Diane von Austinburg and I both remarked at times on this trip to Paris and London how very easy it has been. And it truly was, right up to the point when it wasn't. The last day of our trip, we left the hotel with plenty of time, I fumbled through check-in, said goodbye to Diane, who was on a separate flight, and settled into the very fancy first class lounge, because I am a fancy boy. It was all very nice, quiet and well appointed.
The problem was it was just a little too comfortable. After I found my fabulously cozy chair and started reading a very interesting book I had saved for this very purpose, I sort of lost track of time. Actually "sort of" is an understatement; I completely lost track of time. That's what reading will do to you. When I finally looked up I realized I was in real trouble. I had to scramble out of the rarified atmosphere of first class and down through a train ride to another terminal where I found the gate had closed at 2:55. The time was 2:58. Oops.
So then I had to drag myself off to customer service (everybody's favorite department) with my tail between my legs and admit that I had missed my flight for no better reason than that I am an idiot. The lady at the desk was very nice and refrained from passing along to the ticketing agent the insight I had shared about my absolute lack of mental ability, and got me a ticket for the next day. And how much did that cost you, mrpeenee? Let us not dwell on such sordid details and just file that under the heading of A Lot.

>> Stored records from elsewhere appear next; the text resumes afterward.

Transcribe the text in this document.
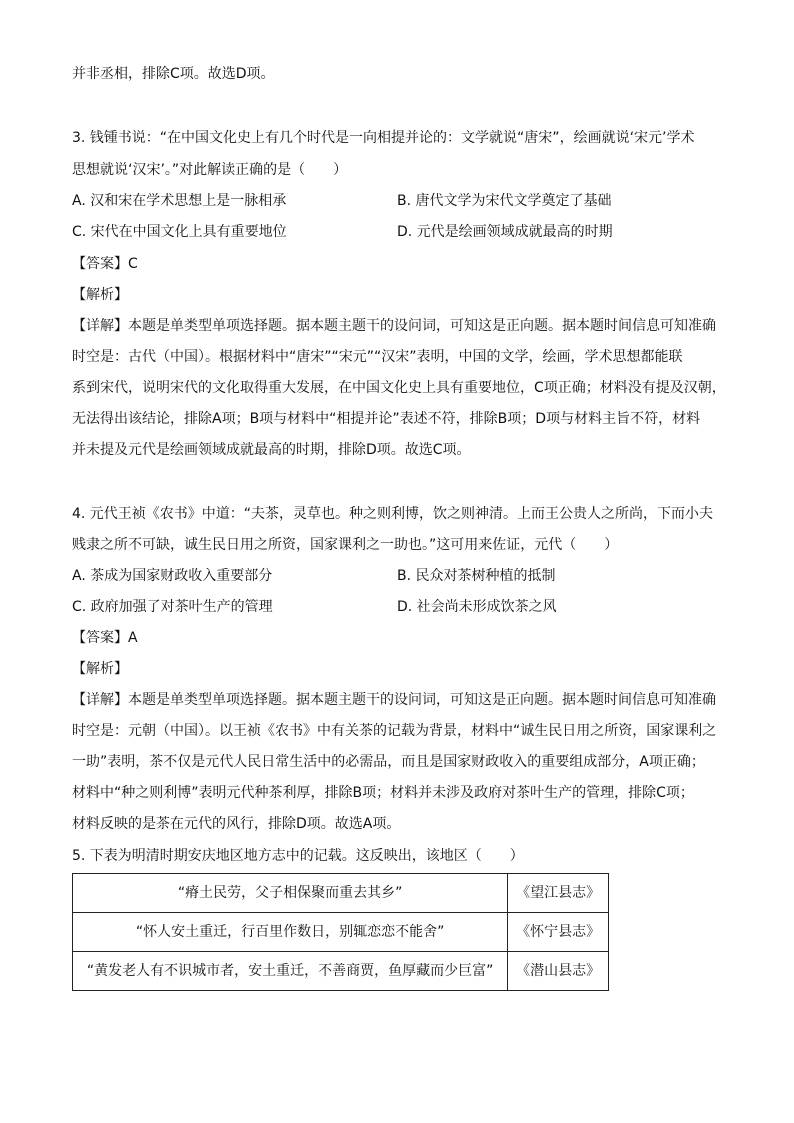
并非丞相，排除C项。故选D项。
3. 钱锺书说：“在中国文化史上有几个时代是一向相提并论的：文学就说“唐宋”，绘画就说‘宋元’学术
思想就说‘汉宋’。”对此解读正确的是（　　）
A. 汉和宋在学术思想上是一脉相承	B. 唐代文学为宋代文学奠定了基础
C. 宋代在中国文化上具有重要地位	D. 元代是绘画领域成就最高的时期
【答案】C
【解析】
【详解】本题是单类型单项选择题。据本题主题干的设问词，可知这是正向题。据本题时间信息可知准确
时空是：古代（中国）。根据材料中“唐宋”“宋元”“汉宋”表明，中国的文学，绘画，学术思想都能联
系到宋代，说明宋代的文化取得重大发展，在中国文化史上具有重要地位，C项正确；材料没有提及汉朝，
无法得出该结论，排除A项；B项与材料中“相提并论”表述不符，排除B项；D项与材料主旨不符，材料
并未提及元代是绘画领域成就最高的时期，排除D项。故选C项。
4. 元代王祯《农书》中道：“夫茶，灵草也。种之则利博，饮之则神清。上而王公贵人之所尚，下而小夫
贱隶之所不可缺，诚生民日用之所资，国家课利之一助也。”这可用来佐证，元代（　　）
A. 茶成为国家财政收入重要部分	B. 民众对茶树种植的抵制
C. 政府加强了对茶叶生产的管理	D. 社会尚未形成饮茶之风
【答案】A
【解析】
【详解】本题是单类型单项选择题。据本题主题干的设问词，可知这是正向题。据本题时间信息可知准确
时空是：元朝（中国）。以王祯《农书》中有关茶的记载为背景，材料中“诚生民日用之所资，国家课利之
一助”表明，茶不仅是元代人民日常生活中的必需品，而且是国家财政收入的重要组成部分，A项正确；
材料中“种之则利博”表明元代种茶利厚，排除B项；材料并未涉及政府对茶叶生产的管理，排除C项；
材料反映的是茶在元代的风行，排除D项。故选A项。
5. 下表为明清时期安庆地区地方志中的记载。这反映出，该地区（　　）
“瘠土民劳，父子相保聚而重去其乡”	《望江县志》
“怀人安土重迁，行百里作数日，别辄恋恋不能舍”	《怀宁县志》
“黄发老人有不识城市者，安土重迁，不善商贾，鱼厚藏而少巨富”	《潜山县志》
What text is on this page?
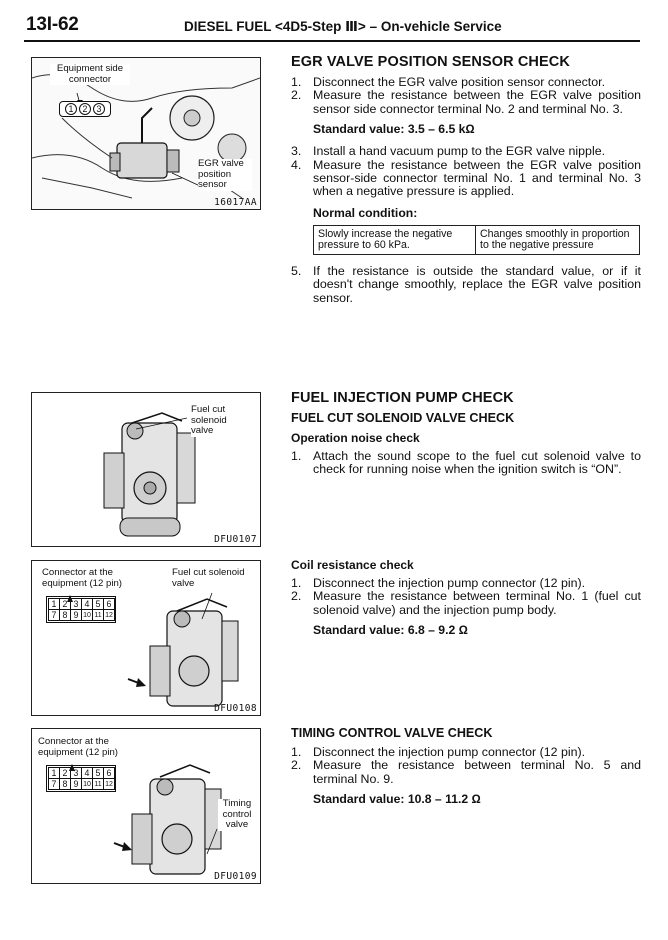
13I-62	DIESEL FUEL <4D5-Step Ⅲ> – On-vehicle Service
Equipment side connector
1	2	3
EGR valve position sensor
16017AA
Fuel cut solenoid valve
DFU0107
Connector at the equipment (12 pin)
1 2 3 4 5 6
7 8 9 10 11 12
Fuel cut solenoid valve
DFU0108
Connector at the equipment (12 pin)
1 2 3 4 5 6
7 8 9 10 11 12
Timing control valve
DFU0109
EGR VALVE POSITION SENSOR CHECK
1. Disconnect the EGR valve position sensor connector.
2. Measure the resistance between the EGR valve position sensor side connector terminal No. 2 and terminal No. 3.
Standard value: 3.5 – 6.5 kΩ
3. Install a hand vacuum pump to the EGR valve nipple.
4. Measure the resistance between the EGR valve position sensor-side connector terminal No. 1 and terminal No. 3 when a negative pressure is applied.
Normal condition:
Slowly increase the negative pressure to 60 kPa.	Changes smoothly in proportion to the negative pressure
5. If the resistance is outside the standard value, or if it doesn't change smoothly, replace the EGR valve position sensor.
FUEL INJECTION PUMP CHECK
FUEL CUT SOLENOID VALVE CHECK
Operation noise check
1. Attach the sound scope to the fuel cut solenoid valve to check for running noise when the ignition switch is “ON”.
Coil resistance check
1. Disconnect the injection pump connector (12 pin).
2. Measure the resistance between terminal No. 1 (fuel cut solenoid valve) and the injection pump body.
Standard value: 6.8 – 9.2 Ω
TIMING CONTROL VALVE CHECK
1. Disconnect the injection pump connector (12 pin).
2. Measure the resistance between terminal No. 5 and terminal No. 9.
Standard value: 10.8 – 11.2 Ω
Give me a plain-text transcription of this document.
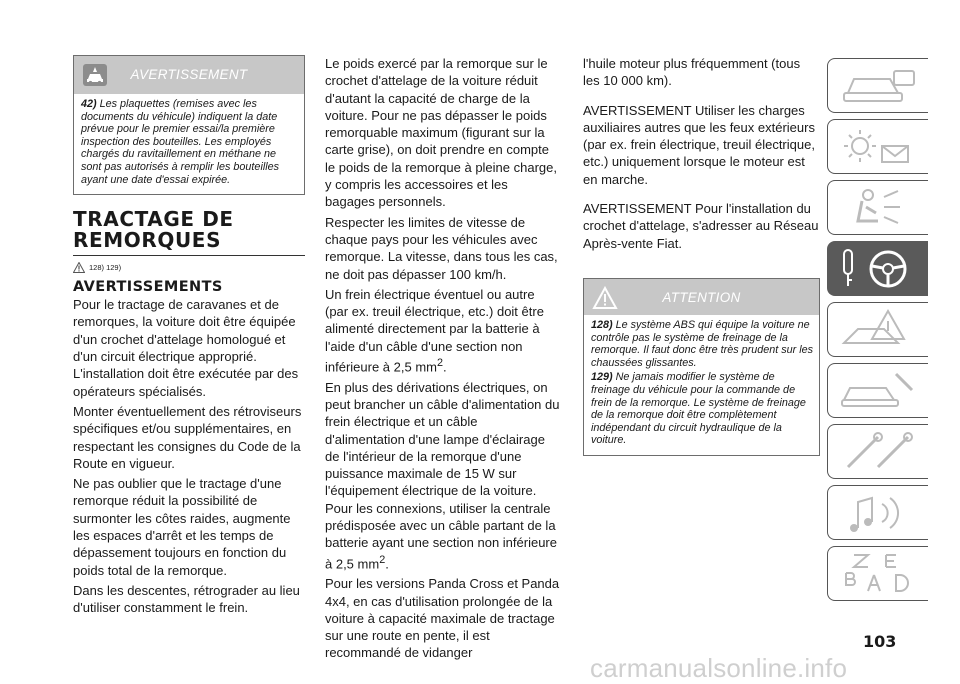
AVERTISSEMENT

42) Les plaquettes (remises avec les documents du véhicule) indiquent la date prévue pour le premier essai/la première inspection des bouteilles. Les employés chargés du ravitaillement en méthane ne sont pas autorisés à remplir les bouteilles ayant une date d'essai expirée.

TRACTAGE DE
REMORQUES
128) 129)
AVERTISSEMENTS

Pour le tractage de caravanes et de remorques, la voiture doit être équipée d'un crochet d'attelage homologué et d'un circuit électrique approprié. L'installation doit être exécutée par des opérateurs spécialisés.

Monter éventuellement des rétroviseurs spécifiques et/ou supplémentaires, en respectant les consignes du Code de la Route en vigueur.

Ne pas oublier que le tractage d'une remorque réduit la possibilité de surmonter les côtes raides, augmente les espaces d'arrêt et les temps de dépassement toujours en fonction du poids total de la remorque.

Dans les descentes, rétrograder au lieu d'utiliser constamment le frein.

Le poids exercé par la remorque sur le crochet d'attelage de la voiture réduit d'autant la capacité de charge de la voiture. Pour ne pas dépasser le poids remorquable maximum (figurant sur la carte grise), on doit prendre en compte le poids de la remorque à pleine charge, y compris les accessoires et les bagages personnels.

Respecter les limites de vitesse de chaque pays pour les véhicules avec remorque. La vitesse, dans tous les cas, ne doit pas dépasser 100 km/h.

Un frein électrique éventuel ou autre (par ex. treuil électrique, etc.) doit être alimenté directement par la batterie à l'aide d'un câble d'une section non inférieure à 2,5 $mm^2$.

En plus des dérivations électriques, on peut brancher un câble d'alimentation du frein électrique et un câble d'alimentation d'une lampe d'éclairage de l'intérieur de la remorque d'une puissance maximale de 15 W sur l'équipement électrique de la voiture. Pour les connexions, utiliser la centrale prédisposée avec un câble partant de la batterie ayant une section non inférieure à 2,5 $mm^2$.

Pour les versions Panda Cross et Panda 4x4, en cas d'utilisation prolongée de la voiture à capacité maximale de tractage sur une route en pente, il est recommandé de vidanger

l'huile moteur plus fréquemment (tous les 10 000 km).

AVERTISSEMENT Utiliser les charges auxiliaires autres que les feux extérieurs (par ex. frein électrique, treuil électrique, etc.) uniquement lorsque le moteur est en marche.

AVERTISSEMENT Pour l'installation du crochet d'attelage, s'adresser au Réseau Après-vente Fiat.

ATTENTION

128) Le système ABS qui équipe la voiture ne contrôle pas le système de freinage de la remorque. Il faut donc être très prudent sur les chaussées glissantes.

129) Ne jamais modifier le système de freinage du véhicule pour la commande de frein de la remorque. Le système de freinage de la remorque doit être complètement indépendant du circuit hydraulique de la voiture.

103
carmanualsonline.info
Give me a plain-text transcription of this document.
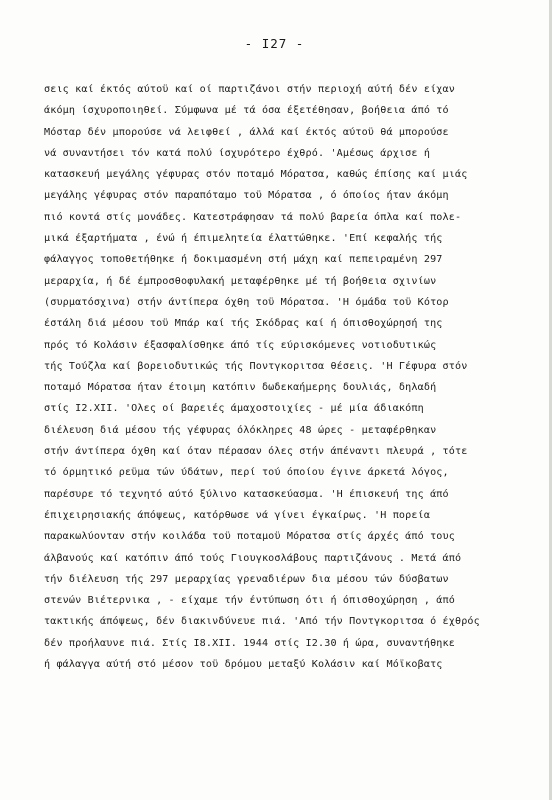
- I27 -
σεις καί έκτός αύτοϋ καί οί παρτιζάνοι στήν περιοχή αύτή δέν είχαν
άκόμη ίσχυροποιηθεί. Σύμφωνα μέ τά όσα έξετέθησαν, βοήθεια άπό τό
Μόσταρ δέν μπορούσε νά λειφθεί , άλλά καί έκτός αύτοϋ θά μπορούσε
νά συναντήσει τόν κατά πολύ ίσχυρότερο έχθρό. 'Αμέσως άρχισε ή
κατασκευή μεγάλης γέφυρας στόν ποταμό Μόρατσα, καθώς έπίσης καί μιάς
μεγάλης γέφυρας στόν παραπόταμο τοϋ Μόρατσα , ό όποίος ήταν άκόμη
πιό κοντά στίς μονάδες. Κατεστράφησαν τά πολύ βαρεία όπλα καί πολε-
μικά έξαρτήματα , ένώ ή έπιμελητεία έλαττώθηκε. 'Επί κεφαλής τής
φάλαγγος τοποθετήθηκε ή δοκιμασμένη στή μάχη καί πεπειραμένη 297
μεραρχία, ή δέ έμπροσθοφυλακή μεταφέρθηκε μέ τή βοήθεια σχινίων
(συρματόσχινα) στήν άντίπερα όχθη τοϋ Μόρατσα. 'Η όμάδα τοϋ Κότορ
έστάλη διά μέσου τοϋ Μπάρ καί τής Σκόδρας καί ή όπισθοχώρησή της
πρός τό Κολάσιν έξασφαλίσθηκε άπό τίς εύρισκόμενες νοτιοδυτικώς
τής Τούζλα καί βορειοδυτικώς τής Ποντγκοριτσα θέσεις. 'Η Γέφυρα στόν
ποταμό Μόρατσα ήταν έτοιμη κατόπιν δωδεκαήμερης δουλιάς, δηλαδή
στίς I2.XII. 'Ολες οί βαρειές άμαχοστοιχίες - μέ μία άδιακόπη
διέλευση διά μέσου τής γέφυρας όλόκληρες 48 ώρες - μεταφέρθηκαν
στήν άντίπερα όχθη καί όταν πέρασαν όλες στήν άπέναντι πλευρά , τότε
τό όρμητικό ρεϋμα τών ύδάτων, περί τού όποίου έγινε άρκετά λόγος,
παρέσυρε τό τεχνητό αύτό ξύλινο κατασκεύασμα. 'Η έπισκευή της άπό
έπιχειρησιακής άπόψεως, κατόρθωσε νά γίνει έγκαίρως. 'Η πορεία
παρακωλύονταν στήν κοιλάδα τοϋ ποταμοϋ Μόρατσα στίς άρχές άπό τους
άλβανούς καί κατόπιν άπό τούς Γιουγκοσλάβους παρτιζάνους . Μετά άπό
τήν διέλευση τής 297 μεραρχίας γρεναδιέρων δια μέσου τών δύσβατων
στενών Βιέτερνικα , - είχαμε τήν έντύπωση ότι ή όπισθοχώρηση , άπό
τακτικής άπόψεως, δέν διακινδύνευε πιά. 'Από τήν Ποντγκοριτσα ό έχθρός
δέν προήλαυνε πιά. Στίς I8.XII. 1944 στίς I2.30 ή ώρα, συναντήθηκε
ή φάλαγγα αύτή στό μέσον τοϋ δρόμου μεταξύ Κολάσιν καί Μόϊκοβατς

Diane had mentioned that Terminal 5 of Heathrow Airport is the largest freestanding building in Great Britain, and I am here to confirm that, having dragged myself across every square fucking inch of that fucking building. Of course the gate where I missed my flight was on the other side of the airport from where I needed to go to rebook my ticket which was then back across from where I needed to go to be "escorted out" since having gone through security I couldn't just wander off into the wild world. Heathrow airport is actually a very large shopping mall with various airport functions scattered in hither and yon. All the directions I got for where I needed to go were couched in terms of consumerist landmarks, "Customer services is next to Starbucks," "Have a seat across from Chanel and we'll call your name." By the time I had crossed and recrossed the whole damn place my feet hurt, I was sweaty, and all too glad to collapse in the Heathrow Sheraton. I can recommend their spaghetti bolognese.
The next day I went back through the whole thrilling adventure of getting through the airport and actually boarding the plane. The only rough patch was the gate where three different flights were boarding simultaneously and a riot seemed imminent. It was the most chaotic scene in an airport I've ever witnessed, and I've flown Southwest out of New Orleans when everyone, the ticket agents, the crew, the passengers, everybody, was drunk.
But I got home, hooray, and the cats are very glad to see me. Toby has spent most of the last 24 hours standing on my head to celebrate. I know every time I leave on a trip when I get back I announce firmly, "I am never leaving San Francisco again," but this time for sure.